Peterson, C. M., Thomas, D. M., Blackburn, G. L., & Heymsfield, S. B. (2016). The universal equation for estimating ideal body weight and body weight at any BMI. The American journal of clinical nutrition103(5), 1197-1203.

Obesity and Cancer Fact Sheet – National Cancer Institute [Internet]. 2017 [cited 2020 Nov 2]. Available from: https://www.cancer.gov/about-cancer/causes-prevention/risk/obesity/obesity-fact-sheet

Dağ ZÖ, Dilbaz B. Impact of obesity on infertility in women.

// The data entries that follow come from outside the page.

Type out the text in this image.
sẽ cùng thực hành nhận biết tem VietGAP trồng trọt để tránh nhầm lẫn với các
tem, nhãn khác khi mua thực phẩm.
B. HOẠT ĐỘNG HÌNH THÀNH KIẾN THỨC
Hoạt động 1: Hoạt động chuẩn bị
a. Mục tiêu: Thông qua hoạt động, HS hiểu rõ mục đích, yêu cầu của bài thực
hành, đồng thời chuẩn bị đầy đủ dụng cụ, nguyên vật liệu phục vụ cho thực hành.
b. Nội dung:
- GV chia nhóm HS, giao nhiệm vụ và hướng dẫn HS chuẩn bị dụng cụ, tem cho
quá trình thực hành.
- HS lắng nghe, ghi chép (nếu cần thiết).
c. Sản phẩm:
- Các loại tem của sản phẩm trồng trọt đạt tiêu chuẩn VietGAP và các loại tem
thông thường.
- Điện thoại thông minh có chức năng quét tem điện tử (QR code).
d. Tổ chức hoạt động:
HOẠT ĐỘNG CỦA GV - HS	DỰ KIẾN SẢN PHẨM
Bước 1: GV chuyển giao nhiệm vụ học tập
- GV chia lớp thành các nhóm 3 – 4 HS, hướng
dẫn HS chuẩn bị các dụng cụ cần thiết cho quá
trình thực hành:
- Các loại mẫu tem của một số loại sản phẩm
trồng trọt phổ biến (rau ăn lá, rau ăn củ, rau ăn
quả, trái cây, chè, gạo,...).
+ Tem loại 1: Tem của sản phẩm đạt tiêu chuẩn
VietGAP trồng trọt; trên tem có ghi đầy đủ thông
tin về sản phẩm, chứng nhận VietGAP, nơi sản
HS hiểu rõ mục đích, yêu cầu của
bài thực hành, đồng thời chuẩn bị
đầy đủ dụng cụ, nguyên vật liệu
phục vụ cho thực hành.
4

J Turk Ger Gynecol Assoc. 2015;16(2):111–7.

Virani, S. S., Alonso, A., Benjamin, E. J., Bittencourt, M. S., Callaway, C. W., Carson, A. P., … & Djousse, L. (2020). Heart disease and stroke statistics—2020 update: a report from the American Heart Association. Circulation, E139-E596.

Mediterranean diet for heart health [Internet]. Mayo Clinic. [cited 2020 Nov 2]. Available from: https://www.mayoclinic.org/healthy-lifestyle/nutrition-and-healthy-eating/in-depth/mediterranean-diet/art-20047801

Jönsson T, Granfeldt Y, Ahrén B, Branell U-C, Pålsson G, Hansson A, et al. Beneficial effects of a Paleolithic diet on cardiovascular risk factors in type 2 diabetes: a randomized cross-over pilot study. Cardiovasc Diabetol. 2009 Jul 16;8:35.

Sharman MJ, Kraemer WJ, Love DM, Avery NG, Gómez AL, Scheett TP, et al. A ketogenic diet favorably affects serum biomarkers for cardiovascular disease in normal-weight men. J Nutr. 2002 Jul;132(7):1879–85.